This is (I think) equivalent to your second version, but IMHO looks much better.

C++03 version would be:

struct inc {
    static int i;
    explicit inc(int i_) { i = i_; }
    int operator()() { return i++; }
};

int inc::i = 0;

int main()
{
    std::set<int> s;
    std::generate_n(std::inserter(s, s.end()), SIZE, inc(0));
}
jrok
  • 51,107
  • 8
  • 99
  • 136
  • Thanks. It certainly looks more l33t, but from the point of view of a C++ n00b, it's a lot harder to follow. Still, +1 for teaching me something new. – Shawn Chin Jun 13 '12 at 15:02
  • I tried it and it's in fact slower than hinted version, but slightly faster than naive (at least on ideone). – jrok Jun 13 '12 at 15:03
  • Hmm... can't seem to get it working [on ideone](http://ideone.com/7TadH). What did I miss? – Shawn Chin Jun 13 '12 at 15:08
  • I'd prefer a version with a `static` int member. – pmr Jun 13 '12 at 15:09
3

Well you can use the insert() version of set<> in which you can provide the position as hint where the element might get inserted.

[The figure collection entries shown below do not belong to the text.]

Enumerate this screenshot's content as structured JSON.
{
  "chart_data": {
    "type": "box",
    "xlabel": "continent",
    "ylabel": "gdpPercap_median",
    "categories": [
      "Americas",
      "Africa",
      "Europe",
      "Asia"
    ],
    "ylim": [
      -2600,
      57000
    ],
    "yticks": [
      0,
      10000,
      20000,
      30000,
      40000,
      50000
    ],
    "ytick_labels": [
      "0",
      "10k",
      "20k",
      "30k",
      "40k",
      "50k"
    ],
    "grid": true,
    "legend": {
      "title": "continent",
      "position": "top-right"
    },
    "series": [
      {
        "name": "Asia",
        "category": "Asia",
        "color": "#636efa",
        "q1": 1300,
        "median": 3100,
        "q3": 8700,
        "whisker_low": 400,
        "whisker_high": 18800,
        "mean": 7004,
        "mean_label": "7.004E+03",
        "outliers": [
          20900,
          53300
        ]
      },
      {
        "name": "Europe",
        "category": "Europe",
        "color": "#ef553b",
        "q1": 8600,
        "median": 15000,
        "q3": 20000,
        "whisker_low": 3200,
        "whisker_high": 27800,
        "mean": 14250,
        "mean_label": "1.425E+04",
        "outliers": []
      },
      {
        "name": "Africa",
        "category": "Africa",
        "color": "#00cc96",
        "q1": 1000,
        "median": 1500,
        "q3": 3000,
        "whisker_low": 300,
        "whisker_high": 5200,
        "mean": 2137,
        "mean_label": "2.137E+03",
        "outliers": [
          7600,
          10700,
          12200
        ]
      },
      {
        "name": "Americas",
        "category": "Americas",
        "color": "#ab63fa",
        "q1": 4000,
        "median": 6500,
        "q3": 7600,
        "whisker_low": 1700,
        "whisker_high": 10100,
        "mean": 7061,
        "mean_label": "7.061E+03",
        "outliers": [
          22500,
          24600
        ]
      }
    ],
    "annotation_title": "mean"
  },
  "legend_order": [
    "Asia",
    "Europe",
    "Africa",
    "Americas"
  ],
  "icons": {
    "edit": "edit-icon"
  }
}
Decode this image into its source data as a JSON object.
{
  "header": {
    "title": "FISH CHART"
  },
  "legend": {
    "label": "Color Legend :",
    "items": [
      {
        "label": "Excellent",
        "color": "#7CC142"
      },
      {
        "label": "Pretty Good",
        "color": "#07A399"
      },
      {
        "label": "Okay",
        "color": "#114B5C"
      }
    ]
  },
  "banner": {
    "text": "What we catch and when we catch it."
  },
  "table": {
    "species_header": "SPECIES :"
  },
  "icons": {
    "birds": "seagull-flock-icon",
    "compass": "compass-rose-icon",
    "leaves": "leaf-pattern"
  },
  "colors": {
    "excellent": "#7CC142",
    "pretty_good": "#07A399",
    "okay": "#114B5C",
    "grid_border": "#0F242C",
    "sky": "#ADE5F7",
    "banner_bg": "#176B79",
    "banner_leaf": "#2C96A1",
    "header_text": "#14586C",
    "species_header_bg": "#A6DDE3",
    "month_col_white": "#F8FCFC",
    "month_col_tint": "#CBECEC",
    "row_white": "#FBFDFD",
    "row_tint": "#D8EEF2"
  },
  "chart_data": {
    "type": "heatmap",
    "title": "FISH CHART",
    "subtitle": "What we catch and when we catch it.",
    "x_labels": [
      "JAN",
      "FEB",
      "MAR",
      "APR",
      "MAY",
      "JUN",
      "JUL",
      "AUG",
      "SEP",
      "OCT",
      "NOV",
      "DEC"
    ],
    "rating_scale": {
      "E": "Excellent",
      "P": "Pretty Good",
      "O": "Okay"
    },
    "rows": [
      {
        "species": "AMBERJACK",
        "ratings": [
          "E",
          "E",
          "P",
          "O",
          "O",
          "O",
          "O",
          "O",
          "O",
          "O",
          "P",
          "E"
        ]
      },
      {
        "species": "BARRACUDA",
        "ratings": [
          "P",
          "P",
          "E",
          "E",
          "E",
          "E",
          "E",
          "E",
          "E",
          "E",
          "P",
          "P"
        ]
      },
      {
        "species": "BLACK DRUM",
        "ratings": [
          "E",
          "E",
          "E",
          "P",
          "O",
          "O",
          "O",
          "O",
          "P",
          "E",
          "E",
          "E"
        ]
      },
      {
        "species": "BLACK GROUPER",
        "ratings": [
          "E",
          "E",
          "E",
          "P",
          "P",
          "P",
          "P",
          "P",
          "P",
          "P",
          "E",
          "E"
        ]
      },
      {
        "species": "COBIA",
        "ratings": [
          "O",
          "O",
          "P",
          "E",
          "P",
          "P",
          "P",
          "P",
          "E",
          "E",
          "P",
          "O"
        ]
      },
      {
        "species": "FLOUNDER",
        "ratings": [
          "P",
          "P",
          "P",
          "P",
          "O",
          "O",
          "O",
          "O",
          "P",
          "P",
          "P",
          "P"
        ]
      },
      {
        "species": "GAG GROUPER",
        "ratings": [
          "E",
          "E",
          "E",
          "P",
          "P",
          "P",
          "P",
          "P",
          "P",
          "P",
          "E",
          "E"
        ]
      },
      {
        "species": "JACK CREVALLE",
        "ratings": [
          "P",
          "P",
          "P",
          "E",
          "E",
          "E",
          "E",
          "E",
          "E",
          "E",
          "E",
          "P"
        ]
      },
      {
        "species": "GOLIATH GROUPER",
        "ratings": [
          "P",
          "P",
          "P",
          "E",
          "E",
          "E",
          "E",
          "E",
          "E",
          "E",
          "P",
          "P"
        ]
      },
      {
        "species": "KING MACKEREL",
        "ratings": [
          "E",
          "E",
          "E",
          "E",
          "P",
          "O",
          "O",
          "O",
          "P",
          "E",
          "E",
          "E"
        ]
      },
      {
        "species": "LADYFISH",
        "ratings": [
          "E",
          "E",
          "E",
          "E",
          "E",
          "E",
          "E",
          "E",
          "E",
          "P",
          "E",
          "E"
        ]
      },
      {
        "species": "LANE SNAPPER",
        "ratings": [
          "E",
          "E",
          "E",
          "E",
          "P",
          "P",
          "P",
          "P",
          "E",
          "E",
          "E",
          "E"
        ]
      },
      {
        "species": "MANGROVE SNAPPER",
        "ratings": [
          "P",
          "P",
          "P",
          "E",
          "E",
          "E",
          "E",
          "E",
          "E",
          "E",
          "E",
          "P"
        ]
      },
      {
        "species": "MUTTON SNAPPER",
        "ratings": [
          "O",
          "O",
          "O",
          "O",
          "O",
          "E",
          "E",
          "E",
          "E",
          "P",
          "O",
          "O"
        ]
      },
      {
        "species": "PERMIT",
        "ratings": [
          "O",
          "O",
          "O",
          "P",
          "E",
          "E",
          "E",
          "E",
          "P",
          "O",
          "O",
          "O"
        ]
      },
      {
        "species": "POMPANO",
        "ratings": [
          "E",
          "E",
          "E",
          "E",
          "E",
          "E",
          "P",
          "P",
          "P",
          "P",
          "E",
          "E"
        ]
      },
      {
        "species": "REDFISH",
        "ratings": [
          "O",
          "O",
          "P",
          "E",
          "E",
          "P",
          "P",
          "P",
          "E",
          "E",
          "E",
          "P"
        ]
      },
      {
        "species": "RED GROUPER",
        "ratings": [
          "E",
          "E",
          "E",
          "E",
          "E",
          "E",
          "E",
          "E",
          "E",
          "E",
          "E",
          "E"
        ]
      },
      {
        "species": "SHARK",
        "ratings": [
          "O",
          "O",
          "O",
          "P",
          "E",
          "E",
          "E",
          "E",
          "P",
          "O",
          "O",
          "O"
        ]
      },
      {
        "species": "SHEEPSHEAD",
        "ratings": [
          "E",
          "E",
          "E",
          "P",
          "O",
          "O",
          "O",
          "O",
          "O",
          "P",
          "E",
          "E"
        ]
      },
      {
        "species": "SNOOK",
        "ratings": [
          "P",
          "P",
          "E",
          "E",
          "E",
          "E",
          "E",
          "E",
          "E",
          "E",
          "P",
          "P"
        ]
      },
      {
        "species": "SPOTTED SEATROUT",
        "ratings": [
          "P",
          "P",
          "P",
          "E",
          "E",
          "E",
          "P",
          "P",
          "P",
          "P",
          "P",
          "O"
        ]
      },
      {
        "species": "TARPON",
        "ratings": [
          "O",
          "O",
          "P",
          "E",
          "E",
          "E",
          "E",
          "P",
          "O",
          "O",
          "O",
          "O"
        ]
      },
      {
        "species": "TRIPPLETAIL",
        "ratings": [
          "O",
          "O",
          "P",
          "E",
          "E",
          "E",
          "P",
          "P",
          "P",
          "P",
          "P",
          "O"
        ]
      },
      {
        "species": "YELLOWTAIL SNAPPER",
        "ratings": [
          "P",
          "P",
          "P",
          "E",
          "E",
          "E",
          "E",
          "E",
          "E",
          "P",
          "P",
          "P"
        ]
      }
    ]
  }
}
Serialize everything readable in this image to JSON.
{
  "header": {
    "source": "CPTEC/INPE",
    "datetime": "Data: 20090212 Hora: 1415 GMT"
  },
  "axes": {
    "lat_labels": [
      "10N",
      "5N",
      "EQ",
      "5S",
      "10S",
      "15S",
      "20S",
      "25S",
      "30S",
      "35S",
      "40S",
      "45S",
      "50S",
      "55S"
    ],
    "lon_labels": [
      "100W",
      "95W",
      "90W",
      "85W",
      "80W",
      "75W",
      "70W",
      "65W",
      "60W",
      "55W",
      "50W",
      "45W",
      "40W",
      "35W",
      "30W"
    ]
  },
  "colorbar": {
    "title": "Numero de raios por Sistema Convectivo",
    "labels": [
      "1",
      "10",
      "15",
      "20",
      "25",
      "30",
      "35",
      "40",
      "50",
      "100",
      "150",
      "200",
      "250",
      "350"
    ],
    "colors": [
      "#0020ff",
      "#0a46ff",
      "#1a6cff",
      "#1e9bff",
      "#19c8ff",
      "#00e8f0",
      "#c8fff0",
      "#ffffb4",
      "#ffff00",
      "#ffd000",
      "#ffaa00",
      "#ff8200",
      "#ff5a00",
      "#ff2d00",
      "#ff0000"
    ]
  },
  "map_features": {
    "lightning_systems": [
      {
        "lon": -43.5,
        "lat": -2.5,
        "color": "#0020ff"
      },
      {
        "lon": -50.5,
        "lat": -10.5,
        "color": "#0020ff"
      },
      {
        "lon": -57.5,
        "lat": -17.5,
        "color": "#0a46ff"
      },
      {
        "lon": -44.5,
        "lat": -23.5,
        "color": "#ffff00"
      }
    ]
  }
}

iterator insert ( iterator position, const value_type& x );

Complexity: This version is logarithmic in general, but amortized constant if x is inserted right after the element pointed by position.

Shawn Chin
  • 74,316
  • 17
  • 152
  • 184
pravs
  • 1,061
  • 8
  • 8
  • 1
    Thanks pravs. I did come across this moments after I posted the question, and have updated the post to reflect that. Still, +1. – Shawn Chin Jun 13 '12 at 14:51
1

This can be accomplished in a single line of code. The lambda capture can initialize the variable i to 0 and the mutable specifier allows i to be updated within the lambda function:

generate_n( inserter( s, s.begin() ), SIZE, [ i=0 ]() mutable { return i++; });
claytonjwong
  • 647
  • 1
  • 5
  • 12